Speech Model Export
“A model that runs in a Jupyter notebook is an experiment. A model that runs on an iPhone is a product.”
TL;DR
Exporting speech models for edge deployment is harder than image models because streaming audio requires explicit state management between inference calls. The key pattern is transforming model signatures to accept and return hidden states (h, c) as explicit I/O ports, making the client application responsible for the state loop. LSTMs export cleanly to ONNX while Transformer attention caches are more complex. Quantization-Aware Training is essential for INT8 deployment on mobile CPUs, and runtimes like TFLite, CoreML, and SNPE target specific hardware. This connects to speech pipeline orchestration for end-to-end system design and privacy-preserving speech for on-device inference requirements.

1. Problem Statement
Speech models are uniquely difficult to export compared to Image models.
- Image: Input
[1, 3, 224, 224]. Static. - Speech: Input is Infinite (Streaming Audio).

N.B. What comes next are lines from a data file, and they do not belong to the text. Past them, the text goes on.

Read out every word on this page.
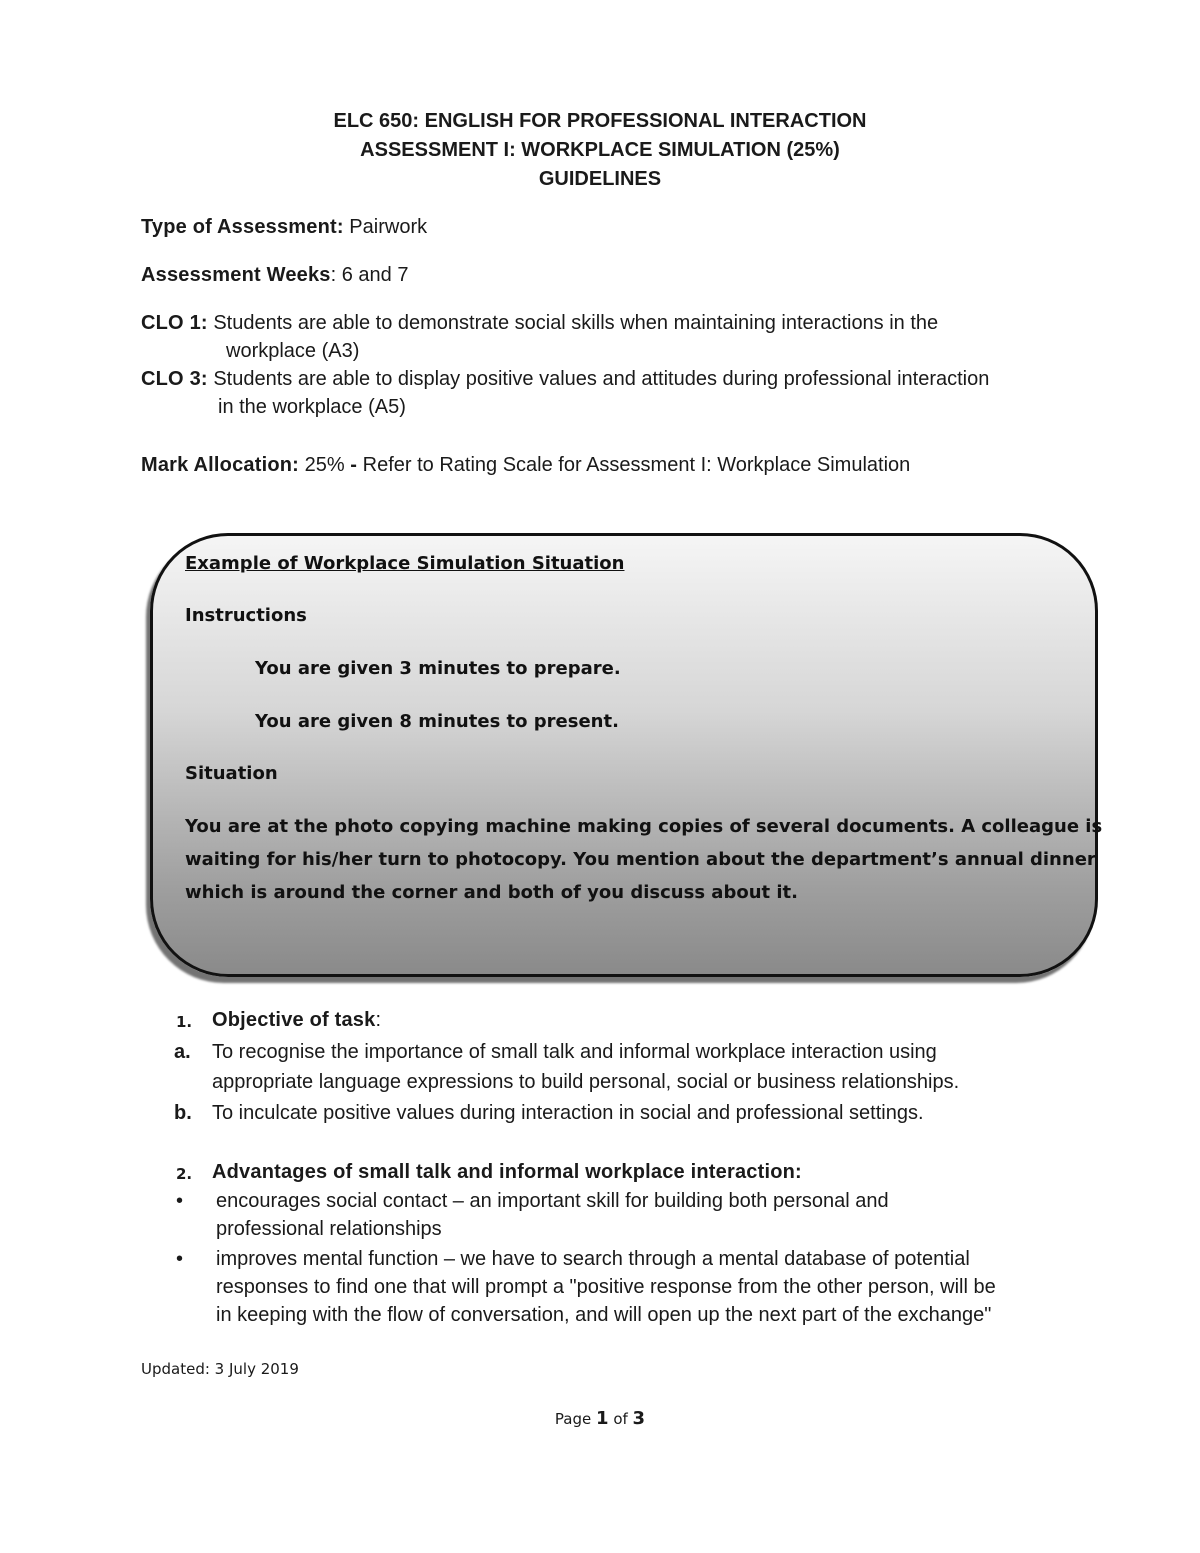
ELC 650: ENGLISH FOR PROFESSIONAL INTERACTION
ASSESSMENT I: WORKPLACE SIMULATION (25%)
GUIDELINES
Type of Assessment: Pairwork
Assessment Weeks: 6 and 7
CLO 1: Students are able to demonstrate social skills when maintaining interactions in the
workplace (A3)
CLO 3: Students are able to display positive values and attitudes during professional interaction
in the workplace (A5)
Mark Allocation: 25% - Refer to Rating Scale for Assessment I: Workplace Simulation
Example of Workplace Simulation Situation
Instructions
You are given 3 minutes to prepare.
You are given 8 minutes to present.
Situation
You are at the photo copying machine making copies of several documents. A colleague is
waiting for his/her turn to photocopy. You mention about the department’s annual dinner
which is around the corner and both of you discuss about it.
1. Objective of task:
a. To recognise the importance of small talk and informal workplace interaction using
appropriate language expressions to build personal, social or business relationships.
b. To inculcate positive values during interaction in social and professional settings.
2. Advantages of small talk and informal workplace interaction:
• encourages social contact – an important skill for building both personal and
professional relationships
• improves mental function – we have to search through a mental database of potential
responses to find one that will prompt a "positive response from the other person, will be
in keeping with the flow of conversation, and will open up the next part of the exchange"
Updated: 3 July 2019
Page 1 of 3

- State: Recurrent models (RNN/Transformer) maintain “memory” of the past sounds.
The Problem: How do you export a PyTorch model such that it can run on a Raspberry Pi or Android phone, processing audio in 30ms chunks, while maintaining the Hidden State correctly between chunks?
2. Fundamentals: Batch vs. Streaming
Batch Inference (Offline)
The user uploads a 1-minute file. We process the whole file at once. This is easy to export. It’s just a big matrix multiplication.

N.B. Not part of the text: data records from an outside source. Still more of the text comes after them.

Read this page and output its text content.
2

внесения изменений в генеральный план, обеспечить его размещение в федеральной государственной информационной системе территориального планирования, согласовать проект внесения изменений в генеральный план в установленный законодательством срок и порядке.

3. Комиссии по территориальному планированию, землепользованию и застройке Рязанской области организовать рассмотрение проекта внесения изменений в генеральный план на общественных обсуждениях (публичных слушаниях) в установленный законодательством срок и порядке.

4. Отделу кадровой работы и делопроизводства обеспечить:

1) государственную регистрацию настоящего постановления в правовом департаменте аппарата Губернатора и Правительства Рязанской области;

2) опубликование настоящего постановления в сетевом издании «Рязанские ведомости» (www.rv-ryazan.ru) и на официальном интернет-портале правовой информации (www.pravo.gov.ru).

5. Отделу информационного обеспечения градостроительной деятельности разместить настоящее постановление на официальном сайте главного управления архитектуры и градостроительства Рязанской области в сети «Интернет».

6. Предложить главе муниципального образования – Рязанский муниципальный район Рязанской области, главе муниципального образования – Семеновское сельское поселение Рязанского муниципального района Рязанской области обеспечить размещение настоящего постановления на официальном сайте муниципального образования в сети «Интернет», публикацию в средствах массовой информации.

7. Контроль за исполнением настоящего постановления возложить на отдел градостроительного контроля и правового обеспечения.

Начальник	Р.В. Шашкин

Streaming Inference (Online)
The user talks live. We must show text as they speak. We process audio in small “frames” (e.g., 20ms). Challenge: The network needs to know what happened in the previous frame to understand the current frame.
- Input:
Current_Audio + Previous_State - Output:
Current_Text + New_State
3. Architecture: The Stateful Export Pattern
When exporting a streaming speech model (like a Transducer or LSTM), we transform the model signature.
Original (Training) Signature:
def forward(full_audio):
return text
Exported (Inference) Signature:
def forward(audio_chunk, h_state, c_state):
# Process small chunk using history
output, new_h, new_c = lstm_cell(audio_chunk, h_state, c_state)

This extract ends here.